Как бы то ни было, очевидно, что наш курс «онорз» переполнен, и реформы, вступающие в силу в следующем году, практически не изменили этого положения. Тому есть несколько причин. Прежде всего, касательно ситуации со степенью магистра искусств: в этой стране считается, что на развлечения с книжками в университете вполне достаточно трех лет, а четвертый год — уже непозволительная роскошь. В то время, как академическая vita сокращается, ars делается все длиннее и длиннее [8]. В нашем распоряжении тысяча двести лет зафиксированной английской литературы– долгая и непрерывная традиция. Разделить ее на части или пренебречь какой–либо из этих частей без потерь невозможно. Притязания великого девятнадцатого века скоро перекроются претензиями века двадцатого. Более того, к чести английской литературы и к вящему неудобству планирования курса, многие из самых ранних произведений написаны настолько ярко и талантливо, что достойны изучения ради них самих, независимо от их древности. Так называемая англосаксонская литература — не просто зерно, из которого выросла вся последующая литература, она сама уже в расцвете. Но при этом она остается зерном и обладает многими особенностями, которые до сих пор характерны для английской литературы, а потому знакомство с ней необходимо каждому, кто серьезно берется за изучение английского языка и словесности. До сих пор оксфордская школа всегда признавала эту потребность и старалась ее удовлетворить.

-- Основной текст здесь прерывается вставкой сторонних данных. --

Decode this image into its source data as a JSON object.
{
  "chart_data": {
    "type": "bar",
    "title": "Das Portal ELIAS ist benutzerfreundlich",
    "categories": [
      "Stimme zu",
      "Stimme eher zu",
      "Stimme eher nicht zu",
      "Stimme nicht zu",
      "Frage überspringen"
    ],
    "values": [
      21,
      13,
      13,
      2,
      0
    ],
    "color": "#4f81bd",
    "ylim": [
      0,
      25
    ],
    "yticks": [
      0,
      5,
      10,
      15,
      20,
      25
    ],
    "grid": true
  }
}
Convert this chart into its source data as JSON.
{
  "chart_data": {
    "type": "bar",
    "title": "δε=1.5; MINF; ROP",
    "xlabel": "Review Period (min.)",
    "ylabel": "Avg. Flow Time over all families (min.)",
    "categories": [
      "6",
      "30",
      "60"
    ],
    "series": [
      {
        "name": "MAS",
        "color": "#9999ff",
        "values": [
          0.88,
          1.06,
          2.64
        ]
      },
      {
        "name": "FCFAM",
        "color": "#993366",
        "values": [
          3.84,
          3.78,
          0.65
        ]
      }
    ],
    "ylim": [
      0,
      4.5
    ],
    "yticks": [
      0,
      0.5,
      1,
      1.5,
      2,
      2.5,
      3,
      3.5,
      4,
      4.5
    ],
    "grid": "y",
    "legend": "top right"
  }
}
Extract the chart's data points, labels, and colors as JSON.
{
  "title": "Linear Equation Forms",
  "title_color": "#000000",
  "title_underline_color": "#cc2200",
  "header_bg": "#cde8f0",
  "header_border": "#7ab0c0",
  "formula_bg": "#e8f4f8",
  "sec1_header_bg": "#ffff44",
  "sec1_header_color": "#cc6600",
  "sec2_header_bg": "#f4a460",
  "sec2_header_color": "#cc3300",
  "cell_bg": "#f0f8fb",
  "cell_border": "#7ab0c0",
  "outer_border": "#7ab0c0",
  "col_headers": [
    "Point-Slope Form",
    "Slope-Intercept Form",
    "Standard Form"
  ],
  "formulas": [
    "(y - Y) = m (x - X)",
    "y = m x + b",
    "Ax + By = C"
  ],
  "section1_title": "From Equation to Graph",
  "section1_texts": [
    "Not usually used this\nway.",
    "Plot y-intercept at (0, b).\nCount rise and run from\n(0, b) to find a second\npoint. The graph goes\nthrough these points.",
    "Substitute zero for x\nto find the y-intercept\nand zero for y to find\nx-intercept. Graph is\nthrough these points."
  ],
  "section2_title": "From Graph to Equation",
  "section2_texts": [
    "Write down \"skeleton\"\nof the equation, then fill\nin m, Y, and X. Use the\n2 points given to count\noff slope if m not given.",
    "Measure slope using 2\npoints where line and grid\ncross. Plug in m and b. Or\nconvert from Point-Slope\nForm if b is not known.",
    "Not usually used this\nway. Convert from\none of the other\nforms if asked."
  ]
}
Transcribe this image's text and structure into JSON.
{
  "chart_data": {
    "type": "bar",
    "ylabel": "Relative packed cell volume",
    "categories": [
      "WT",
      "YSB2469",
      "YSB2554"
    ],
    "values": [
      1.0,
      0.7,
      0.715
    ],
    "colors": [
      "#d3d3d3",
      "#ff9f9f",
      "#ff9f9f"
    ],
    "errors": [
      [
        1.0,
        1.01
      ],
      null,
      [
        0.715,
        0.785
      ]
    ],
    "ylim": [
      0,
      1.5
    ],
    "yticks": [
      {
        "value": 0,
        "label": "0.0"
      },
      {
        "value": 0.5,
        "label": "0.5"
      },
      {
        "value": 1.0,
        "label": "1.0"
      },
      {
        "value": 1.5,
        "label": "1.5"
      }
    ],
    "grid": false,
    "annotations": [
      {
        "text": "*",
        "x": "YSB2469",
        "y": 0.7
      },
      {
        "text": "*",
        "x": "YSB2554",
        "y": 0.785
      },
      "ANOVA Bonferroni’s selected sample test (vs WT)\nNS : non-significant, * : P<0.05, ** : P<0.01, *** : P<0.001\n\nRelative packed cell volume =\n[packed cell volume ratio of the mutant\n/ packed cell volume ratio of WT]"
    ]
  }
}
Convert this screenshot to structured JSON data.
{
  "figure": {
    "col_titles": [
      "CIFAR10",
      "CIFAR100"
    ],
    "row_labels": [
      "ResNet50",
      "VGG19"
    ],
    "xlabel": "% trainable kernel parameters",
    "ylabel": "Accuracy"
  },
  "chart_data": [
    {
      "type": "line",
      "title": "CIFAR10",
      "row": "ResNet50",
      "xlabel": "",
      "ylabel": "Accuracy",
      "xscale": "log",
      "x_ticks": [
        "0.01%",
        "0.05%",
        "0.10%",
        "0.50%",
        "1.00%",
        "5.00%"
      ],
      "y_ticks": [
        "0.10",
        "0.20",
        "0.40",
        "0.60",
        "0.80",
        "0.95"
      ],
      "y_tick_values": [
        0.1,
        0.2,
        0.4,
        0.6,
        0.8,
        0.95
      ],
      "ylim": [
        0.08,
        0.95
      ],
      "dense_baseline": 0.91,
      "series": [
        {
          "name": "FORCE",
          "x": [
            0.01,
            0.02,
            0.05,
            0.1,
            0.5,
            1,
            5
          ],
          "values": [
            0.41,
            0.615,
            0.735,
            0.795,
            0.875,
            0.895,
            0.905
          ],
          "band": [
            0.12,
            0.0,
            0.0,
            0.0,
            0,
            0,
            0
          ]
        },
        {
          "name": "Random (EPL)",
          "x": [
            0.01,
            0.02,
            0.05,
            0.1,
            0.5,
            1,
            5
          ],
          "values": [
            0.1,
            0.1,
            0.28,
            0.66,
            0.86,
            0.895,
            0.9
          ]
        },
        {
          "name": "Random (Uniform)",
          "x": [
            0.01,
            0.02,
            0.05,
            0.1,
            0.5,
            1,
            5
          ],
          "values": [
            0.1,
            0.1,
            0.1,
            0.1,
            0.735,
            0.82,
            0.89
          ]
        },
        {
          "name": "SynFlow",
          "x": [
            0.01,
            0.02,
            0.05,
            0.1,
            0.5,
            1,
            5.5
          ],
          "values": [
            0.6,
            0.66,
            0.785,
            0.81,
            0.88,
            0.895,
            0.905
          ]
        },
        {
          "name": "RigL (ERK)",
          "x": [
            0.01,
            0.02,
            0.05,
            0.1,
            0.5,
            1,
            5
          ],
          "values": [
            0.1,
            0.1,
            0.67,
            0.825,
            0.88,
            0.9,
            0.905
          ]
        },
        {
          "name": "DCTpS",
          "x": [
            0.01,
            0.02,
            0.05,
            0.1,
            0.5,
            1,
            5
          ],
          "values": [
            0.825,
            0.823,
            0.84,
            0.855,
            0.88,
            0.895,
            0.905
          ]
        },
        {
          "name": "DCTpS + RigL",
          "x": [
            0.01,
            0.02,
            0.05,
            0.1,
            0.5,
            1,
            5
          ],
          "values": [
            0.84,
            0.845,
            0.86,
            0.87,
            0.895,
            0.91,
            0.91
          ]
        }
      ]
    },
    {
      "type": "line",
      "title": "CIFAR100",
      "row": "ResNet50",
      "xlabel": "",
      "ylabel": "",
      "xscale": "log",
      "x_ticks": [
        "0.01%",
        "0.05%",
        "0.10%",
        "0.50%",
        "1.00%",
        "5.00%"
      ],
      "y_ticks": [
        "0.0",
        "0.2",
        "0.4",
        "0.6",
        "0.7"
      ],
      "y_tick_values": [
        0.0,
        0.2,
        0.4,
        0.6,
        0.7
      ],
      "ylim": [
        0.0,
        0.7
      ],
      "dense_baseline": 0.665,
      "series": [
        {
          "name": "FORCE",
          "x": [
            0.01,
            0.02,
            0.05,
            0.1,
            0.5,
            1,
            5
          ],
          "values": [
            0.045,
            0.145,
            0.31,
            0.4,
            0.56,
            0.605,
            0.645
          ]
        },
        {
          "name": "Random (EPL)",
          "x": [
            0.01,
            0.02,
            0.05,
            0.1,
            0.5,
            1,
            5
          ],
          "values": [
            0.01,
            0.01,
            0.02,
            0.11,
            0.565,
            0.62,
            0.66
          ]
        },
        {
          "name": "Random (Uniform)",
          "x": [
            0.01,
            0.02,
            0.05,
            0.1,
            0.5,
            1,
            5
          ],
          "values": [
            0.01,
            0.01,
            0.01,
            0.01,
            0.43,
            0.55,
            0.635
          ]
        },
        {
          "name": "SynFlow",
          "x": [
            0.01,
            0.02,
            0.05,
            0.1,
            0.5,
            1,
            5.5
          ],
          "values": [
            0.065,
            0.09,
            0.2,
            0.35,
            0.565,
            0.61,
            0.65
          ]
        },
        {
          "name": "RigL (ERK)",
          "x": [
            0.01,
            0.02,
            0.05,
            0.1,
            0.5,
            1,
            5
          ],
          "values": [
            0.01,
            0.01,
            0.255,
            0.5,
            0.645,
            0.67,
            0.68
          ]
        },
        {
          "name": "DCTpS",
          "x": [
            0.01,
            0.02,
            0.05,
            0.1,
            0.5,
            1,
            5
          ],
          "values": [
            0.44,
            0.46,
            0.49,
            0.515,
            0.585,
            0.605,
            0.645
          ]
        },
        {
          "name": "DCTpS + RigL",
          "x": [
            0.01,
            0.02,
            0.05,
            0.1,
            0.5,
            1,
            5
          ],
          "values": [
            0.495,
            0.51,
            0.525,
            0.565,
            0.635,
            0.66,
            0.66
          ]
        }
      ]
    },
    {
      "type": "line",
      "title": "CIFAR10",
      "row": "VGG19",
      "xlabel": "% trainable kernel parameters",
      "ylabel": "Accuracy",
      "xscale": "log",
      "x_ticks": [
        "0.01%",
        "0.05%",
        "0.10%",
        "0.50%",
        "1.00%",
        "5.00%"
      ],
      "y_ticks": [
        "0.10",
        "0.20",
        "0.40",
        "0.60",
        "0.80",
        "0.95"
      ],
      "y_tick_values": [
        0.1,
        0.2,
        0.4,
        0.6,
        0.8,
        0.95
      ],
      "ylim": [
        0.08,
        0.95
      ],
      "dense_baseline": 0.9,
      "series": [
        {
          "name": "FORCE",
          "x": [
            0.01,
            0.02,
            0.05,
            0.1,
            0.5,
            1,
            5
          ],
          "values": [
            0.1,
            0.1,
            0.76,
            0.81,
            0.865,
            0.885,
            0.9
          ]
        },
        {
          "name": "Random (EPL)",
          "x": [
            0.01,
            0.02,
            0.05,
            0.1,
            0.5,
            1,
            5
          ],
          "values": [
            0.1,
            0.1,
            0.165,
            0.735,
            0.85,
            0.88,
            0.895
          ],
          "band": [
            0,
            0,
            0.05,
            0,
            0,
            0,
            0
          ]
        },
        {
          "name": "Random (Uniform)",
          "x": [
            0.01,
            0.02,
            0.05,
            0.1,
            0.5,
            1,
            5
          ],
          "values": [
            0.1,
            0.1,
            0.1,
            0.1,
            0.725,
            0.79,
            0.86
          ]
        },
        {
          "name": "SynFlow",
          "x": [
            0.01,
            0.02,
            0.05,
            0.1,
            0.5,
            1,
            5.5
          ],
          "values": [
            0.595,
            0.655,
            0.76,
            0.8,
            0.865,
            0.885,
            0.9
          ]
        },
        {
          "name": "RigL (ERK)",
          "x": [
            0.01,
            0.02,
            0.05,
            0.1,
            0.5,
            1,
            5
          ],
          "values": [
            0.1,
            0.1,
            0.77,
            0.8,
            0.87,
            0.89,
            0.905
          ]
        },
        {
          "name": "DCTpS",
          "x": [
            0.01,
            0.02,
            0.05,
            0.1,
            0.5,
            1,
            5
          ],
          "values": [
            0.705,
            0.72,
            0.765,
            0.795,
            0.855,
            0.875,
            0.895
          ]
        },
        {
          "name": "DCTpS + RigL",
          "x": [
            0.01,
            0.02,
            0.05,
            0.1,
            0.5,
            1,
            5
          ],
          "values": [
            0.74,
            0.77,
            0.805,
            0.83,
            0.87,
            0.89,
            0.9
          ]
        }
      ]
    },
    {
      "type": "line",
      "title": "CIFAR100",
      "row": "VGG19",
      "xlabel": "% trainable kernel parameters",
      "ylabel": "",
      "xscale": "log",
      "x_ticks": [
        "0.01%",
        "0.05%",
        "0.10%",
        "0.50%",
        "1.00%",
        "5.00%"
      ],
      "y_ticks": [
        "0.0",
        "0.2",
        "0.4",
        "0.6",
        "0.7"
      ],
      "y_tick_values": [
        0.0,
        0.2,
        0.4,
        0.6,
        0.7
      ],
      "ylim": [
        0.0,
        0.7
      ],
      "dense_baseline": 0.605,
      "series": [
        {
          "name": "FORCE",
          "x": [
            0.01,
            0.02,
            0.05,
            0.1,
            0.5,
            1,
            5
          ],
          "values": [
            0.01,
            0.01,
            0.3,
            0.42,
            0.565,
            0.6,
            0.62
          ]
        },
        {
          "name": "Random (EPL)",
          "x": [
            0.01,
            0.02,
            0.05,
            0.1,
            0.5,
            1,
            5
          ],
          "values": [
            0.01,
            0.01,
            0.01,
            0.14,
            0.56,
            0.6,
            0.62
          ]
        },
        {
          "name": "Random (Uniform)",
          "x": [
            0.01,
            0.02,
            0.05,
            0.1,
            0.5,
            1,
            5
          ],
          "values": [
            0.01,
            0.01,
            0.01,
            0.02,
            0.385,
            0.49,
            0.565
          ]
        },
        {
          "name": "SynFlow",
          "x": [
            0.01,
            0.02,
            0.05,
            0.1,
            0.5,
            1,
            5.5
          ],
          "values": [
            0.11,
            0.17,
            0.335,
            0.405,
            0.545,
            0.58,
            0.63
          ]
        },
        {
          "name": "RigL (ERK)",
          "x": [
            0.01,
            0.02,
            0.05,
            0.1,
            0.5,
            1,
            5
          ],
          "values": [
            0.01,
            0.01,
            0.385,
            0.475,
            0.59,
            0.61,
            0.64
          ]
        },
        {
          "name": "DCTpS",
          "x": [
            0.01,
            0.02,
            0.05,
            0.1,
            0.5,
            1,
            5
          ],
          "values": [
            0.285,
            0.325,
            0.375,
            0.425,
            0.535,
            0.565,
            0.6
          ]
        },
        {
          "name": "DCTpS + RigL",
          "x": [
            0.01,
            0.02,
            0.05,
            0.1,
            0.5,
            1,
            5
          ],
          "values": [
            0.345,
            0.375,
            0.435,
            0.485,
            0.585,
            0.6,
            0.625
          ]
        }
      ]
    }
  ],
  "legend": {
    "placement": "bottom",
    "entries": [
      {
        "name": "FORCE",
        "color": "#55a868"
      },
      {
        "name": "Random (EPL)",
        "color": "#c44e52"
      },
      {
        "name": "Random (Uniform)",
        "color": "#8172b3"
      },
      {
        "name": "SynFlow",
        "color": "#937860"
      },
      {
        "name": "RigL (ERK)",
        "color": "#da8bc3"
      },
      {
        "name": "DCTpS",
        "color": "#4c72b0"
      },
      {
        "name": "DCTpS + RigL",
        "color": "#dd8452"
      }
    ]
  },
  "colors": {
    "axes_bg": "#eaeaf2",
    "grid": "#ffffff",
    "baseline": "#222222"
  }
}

При таком разнообразии неизбежно расхождение интересов и профессиональных областей. Но положение не только не улучшается, а неизмеримо усугубляется благодаря двум мифическим демонам: «Лит.» и «Яз.». Я предпочитаю называть их именно так: слова «язык» и «литература», хоть мы нередко и употребляем их не к месту, все же не заслуживают такого унижения. Расхожий миф гласит, что «Яз.» вылупился из кукушкиного яйца, занял в гнезде слишком много места и теперь отнимает червяков у птенцов «Лит.». Некоторые, правда, считают, что кукушонок, который изо всех сил пытается выкинуть собрата из гнезда или подмять его под себя, — это как раз «Лит.» и есть; эта версия отчасти подтверждается историей нашей школы. Но оснований у обоих мифов маловато.
В более правдоподобном бестиарии «Яз.» и «Лит.» были бы сиамскими близнецами, Хайдом–Джекилом и Джекилом–Хайдом [9], неразрывно связанными с рождения, о двух головах, но с одним сердцем; их здоровье бы только выиграло, если бы они прекратили ссориться. Такая аллегория, по крайней мере, соответствует записи в нашем старом статуте: «Каждый кандидат должен продемонстрировать достаточные знания обоих разделов предмета, которым на экзамене уделяется равное внимание».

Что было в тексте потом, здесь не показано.